Family members at the hearing were moved.
"Clarke is the first person who's ever apologized," said Mindy Kleinberg, whose husband was killed at the World Trade Center. "I felt like crying."
Former U.S. counter-terrorism coordinator Richard Clarke hugs and greets family members of victims of the September 11 attacks following testimony before a national commission investigating the attacks on Capitol Hill March 24, 2004. Clarke, a senior adviser to Bush and the three previous administrations, has accused Bush of paying insufficient attention to the al-Qaeda threat before the Sept. 11, 2001, attacks and afterward focusing on Iraq at the expense of efforts to crush the network. REUTERS/Win McNamee
Mary Fetchet, who lost her son Bradley, said she appreciated Clarke accepting blame and praised him for being "brave enough to talk openly about the truth."
For 2 1/2 hours, Clarke coolly recounted his version of events in Clinton and Bush administrations in the years before the worst terror attack in the nation's history.
He said that under President Bill Clinton, there was "no higher priority" than combating terrorists. The Bush White House, he said, made it "an important issue, but not an urgent issue."
Several times, beginning right after Bush's January 2001 inauguration, Clarke said, he pleaded with higher-ups to meet and discuss the growing al-Qaida threat.
"I spent less time talking about the problems of terrorism with the national security adviser in this administration," he said, referring to Bush's adviser Condoleezza Rice.
Alarms sounded during the summer of 2001, when terrorist chatter about a spectacular strike spiked to levels not seen since the plot to blow up U.S. targets during the millennium celebrations, he said.
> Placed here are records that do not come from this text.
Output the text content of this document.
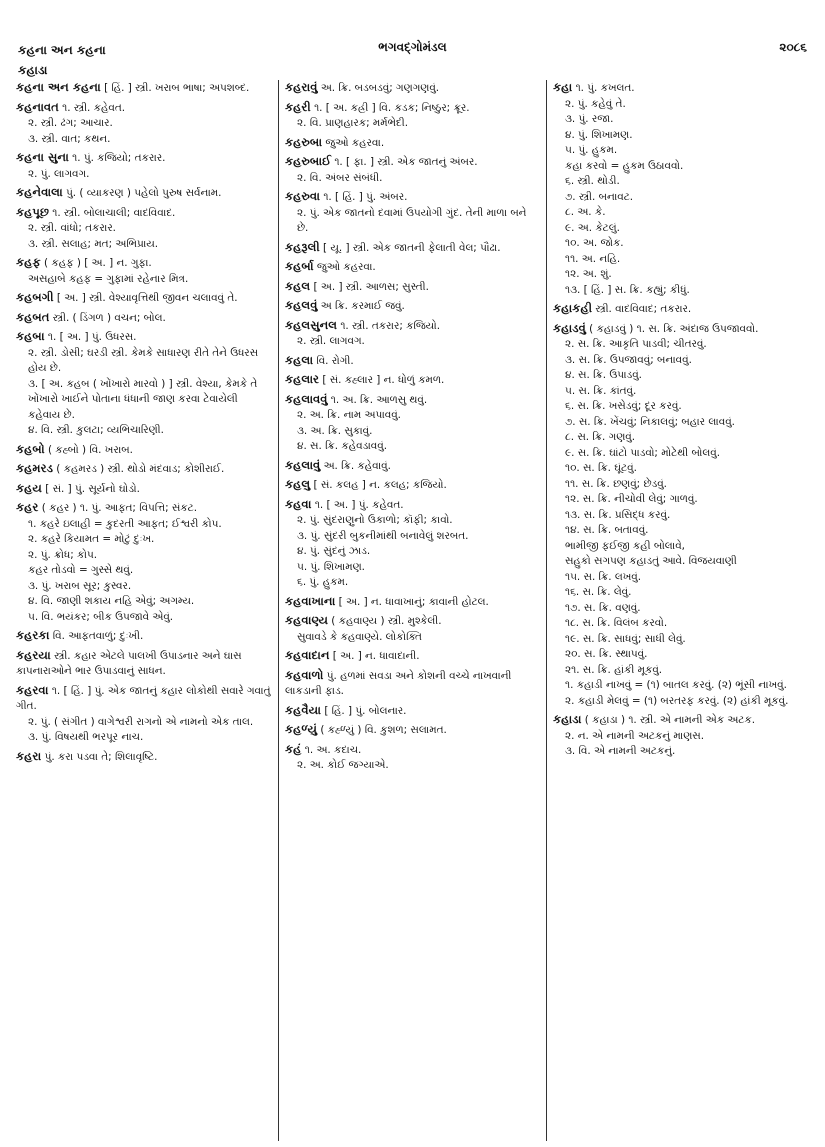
કહના અન કહના
કહાડા
ભગવદ્ગોમંડલ	૨૦૮૬
કહના અન કહના [ હિં. ] સ્ત્રી. ખરાબ ભાષા; અપશબ્દ.
કહનાવત ૧. સ્ત્રી. કહેવત.
૨. સ્ત્રી. ઢંગ; આચાર.
૩. સ્ત્રી. વાત; કથન.
કહના સુના ૧. પું. કજિયો; તકરાર.
૨. પું. લાગવગ.
કહનેવાલા પું. ( વ્યાકરણ ) પહેલો પુરુષ સર્વનામ.
કહપૂછ ૧. સ્ત્રી. બોલાચાલી; વાદવિવાદ.
૨. સ્ત્રી. વાંધો; તકરાર.
૩. સ્ત્રી. સલાહ; મત; અભિપ્રાય.
કહફ ( કહફ ) [ અ. ] ન. ગુફા.
અસહાબે કહફ = ગુફામાં રહેનાર મિત્ર.
કહબગી [ અ. ] સ્ત્રી. વેશ્યાવૃત્તિથી જીવન ચલાવવું તે.
કહબત સ્ત્રી. ( ડિંગળ ) વચન; બોલ.
કહબા ૧. [ અ. ] પું. ઉધરસ.
૨. સ્ત્રી. ડોસી; ઘરડી સ્ત્રી. કેમકે સાધારણ રીતે તેને ઉધરસ હોય છે.
૩. [ અ. કહબ ( ખોંખારો મારવો ) ] સ્ત્રી. વેશ્યા, કેમકે તે ખોંખારો ખાઈને પોતાના ધંધાની જાણ કરવા ટેવાયેલી કહેવાય છે.
૪. વિ. સ્ત્રી. કુલટા; વ્યભિચારિણી.
કહબો ( કહ્બો ) વિ. ખરાબ.
કહમરડ ( કહમરડ ) સ્ત્રી. થોડો મંદવાડ; કોશીરાઈ.
કહય [ સં. ] પું. સૂર્યનો ઘોડો.
કહર ( કહર ) ૧. પું. આફત; વિપત્તિ; સંકટ.
૧. કહરે ઇલાહી = કુદરતી આફત; ઈશ્વરી કોપ.
૨. કહરે કિયામત = મોટું દુઃખ.
૨. પું. ક્રોધ; કોપ.
કહર તોડવો = ગુસ્સે થવું.
૩. પું. ખરાબ સૂર; કુસ્વર.
૪. વિ. જાણી શકાય નહિ એવું; અગમ્ય.
૫. વિ. ભયંકર; બીક ઉપજાવે એવું.
કહરકા વિ. આફતવાળું; દુઃખી.
કહરયા સ્ત્રી. કહાર એટલે પાલખી ઉપાડનાર અને ઘાસ કાપનારાઓને ભાર ઉપાડવાનું સાધન.
કહરવા ૧. [ હિં. ] પું. એક જાતનું કહાર લોકોથી સવારે ગવાતું ગીત.
૨. પું. ( સંગીત ) વાગેશ્વરી રાગનો એ નામનો એક તાલ.
૩. પું. વિષયથી ભરપૂર નાચ.
કહરા પું. કરા પડવા તે; શિલાવૃષ્ટિ.
કહરાવું અ. ક્રિ. બડબડવું; ગણગણવું.
કહરી ૧. [ અ. કહ્રી ] વિ. કડક; નિષ્ઠુર; ક્રૂર.
૨. વિ. પ્રાણહારક; મર્મભેદી.
કહરુબા જુઓ કહરવા.
કહરુબાઈ ૧. [ ફા. ] સ્ત્રી. એક જાતનું અંબર.
૨. વિ. અંબર સંબંધી.
કહરુવા ૧. [ હિં. ] પું. અંબર.
૨. પું. એક જાતનો દવામાં ઉપયોગી ગુંદ. તેની માળા બને છે.
કહરૂલી [ યૂ. ] સ્ત્રી. એક જાતની ફેલાતી વેલ; પૌઢા.
કહર્બા જુઓ કહરવા.
કહલ [ અ. ] સ્ત્રી. આળસ; સુસ્તી.
કહલવું અ ક્રિ. કરમાઈ જવું.
કહલસુનલ ૧. સ્ત્રી. તકરાર; કજિયો.
૨. સ્ત્રી. લાગવગ.
કહલા વિ. રોગી.
કહલાર [ સં. કહ્લાર ] ન. ધોળું કમળ.
કહલાવવું ૧. અ. ક્રિ. આળસુ થવું.
૨. અ. ક્રિ. નામ અપાવવું.
૩. અ. ક્રિ. સુકાવું.
૪. સ. ક્રિ. કહેવડાવવું.
કહલાવું અ. ક્રિ. કહેવાવું.
કહલુ [ સં. કલહ ] ન. કલહ; કજિયો.
કહવા ૧. [ અ. ] પું. કહેવત.
૨. પું. સુંદરાણુનો ઉકાળો; કૉફી; કાવો.
૩. પું. સુંદરી બુકનીમાંથી બનાવેલું શરબત.
૪. પું. સુંદનું ઝાડ.
૫. પું. શિખામણ.
૬. પું. હુકમ.
કહવાખાના [ અ. ] ન. ધાવાખાનું; કાવાની હોટલ.
કહવાણ્ય ( કહવાણ્ય ) સ્ત્રી. મુશ્કેલી.
સુવાવડે કે કહવાણ્યે. લોકોક્તિ
કહવાદાન [ અ. ] ન. ધાવાદાની.
કહવાળો પું. હળમાં સવડા અને કોશની વચ્ચે નાખવાની લાકડાની ફાડ.
કહવૈયા [ હિં. ] પું. બોલનાર.
કહળ્યું ( કહ્ળ્યું ) વિ. કુશળ; સલામત.
કહં ૧. અ. કદાચ.
૨. અ. કોઈ જગ્યાએ.
કહા ૧. પું. કખલત.
૨. પું. કહેવું તે.
૩. પું. રજા.
૪. પું. શિખામણ.
૫. પું. હુકમ.
કહા કરવો = હુકમ ઉઠાવવો.
૬. સ્ત્રી. થોડી.
૭. સ્ત્રી. બનાવટ.
૮. અ. કે.
૯. અ. કેટલું.
૧૦. અ. જોક.
૧૧. અ. નહિ.
૧૨. અ. શું.
૧૩. [ હિં. ] સ. ક્રિ. કહ્યું; કીધું.
કહાકહી સ્ત્રી. વાદવિવાદ; તકરાર.
કહાડવું ( કહાડવું ) ૧. સ. ક્રિ. અંદાજ ઉપજાવવો.
૨. સ. ક્રિ. આકૃતિ પાડવી; ચીતરવું.
૩. સ. ક્રિ. ઉપજાવવું; બનાવવું.
૪. સ. ક્રિ. ઉપાડવું.
૫. સ. ક્રિ. કાંતવું.
૬. સ. ક્રિ. ખસેડવું; દૂર કરવું.
૭. સ. ક્રિ. ખેંચવું; નિકાલવું; બહાર લાવવું.
૮. સ. ક્રિ. ગણવું.
૯. સ. ક્રિ. ઘાંટો પાડવો; મોટેથી બોલવું.
૧૦. સ. ક્રિ. ઘૂંટવું.
૧૧. સ. ક્રિ. છણવું; છેડવું.
૧૨. સ. ક્રિ. નીચોવી લેવું; ગાળવું.
૧૩. સ. ક્રિ. પ્રસિદ્ધ કરવું.
૧૪. સ. ક્રિ. બતાવવું.
ભામીજી ફઈજી કહી બોલાવે,
સહુકો સગપણ કહાડતું આવે. વિજયવાણી
૧૫. સ. ક્રિ. લખવું.
૧૬. સ. ક્રિ. લેવું.
૧૭. સ. ક્રિ. વણવું.
૧૮. સ. ક્રિ. વિલંબ કરવો.
૧૯. સ. ક્રિ. સાધવું; સાધી લેવું.
૨૦. સ. ક્રિ. સ્થાપવું.
૨૧. સ. ક્રિ. હાંકી મૂકવું.
૧. કહાડી નાખવું = (૧) બાતલ કરવું. (૨) ભૂંસી નાખવું.
૨. કહાડી મેલવું = (૧) બરતરફ કરવું. (૨) હાંકી મૂકવું.
કહાડા ( કહાડા ) ૧. સ્ત્રી. એ નામની એક અટક.
૨. ન. એ નામની અટકનું માણસ.
૩. વિ. એ નામની અટકનું.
Clarke said he demanded that the CIA and FBI tell the National Security Council about "anything that looked the slightest bit unusual."
But they never told him about two al-Qaida operatives who had entered the U.S. just before 9/11 or about Zacarias Moussaoui, an al-Qaida "sleeper" arrested at a flight school in August 2001.
He said intelligence officials had known for about five years that al-Qaida wanted to fly planes into buildings, and he was furious at not being told about the al-Qaida suspects in the United State.
"For them to have ... not told me, I still find absolutely incomprehensible," Clarke testified. "I could have connected those dots."
Clarke grew so frustrated at the Bush team's alleged inattention to terrorism that he wrote a letter a week before the 9/11 attacks to Rice. In the letter, he urged Rice to imagine a day "after hundreds of Americans lay dead at home and abroad following a terrorist attack" where officials would ask what could have been done to prevent it.
Rice - who has refused to testify before the 9/11 commission - hit back yesterday, calling Clarke's charges "scurrilous" and "arrogant in the extreme."
Rice also cited an e-mail Clarke sent to her days after the 9/11 attacks, praising the administration for making sure that law enforcement agencies knew a "major al-Qaida attack was coming and it could be in the U.S."
Panel member Jim Thompson, a Republican and former Illinois governor whom 9/11 families had criticized for missing past meetings, took up the President's cause and cited a press briefing Clarke gave in August 2002 praising the administration's anti-terror efforts.
"We have your book, and we have your press briefing of August 2002. Which is true?" Thompson asked.
The White House has spent four days trying to discredit Clarke, accusing him of making his charges now to sell his new book, "Against All Enemies," and "auditioning" for a job in a John Kerry administration.
Clarke replied yesterday that he's a Republican and swore he won't work for Kerry if Kerry is elected President.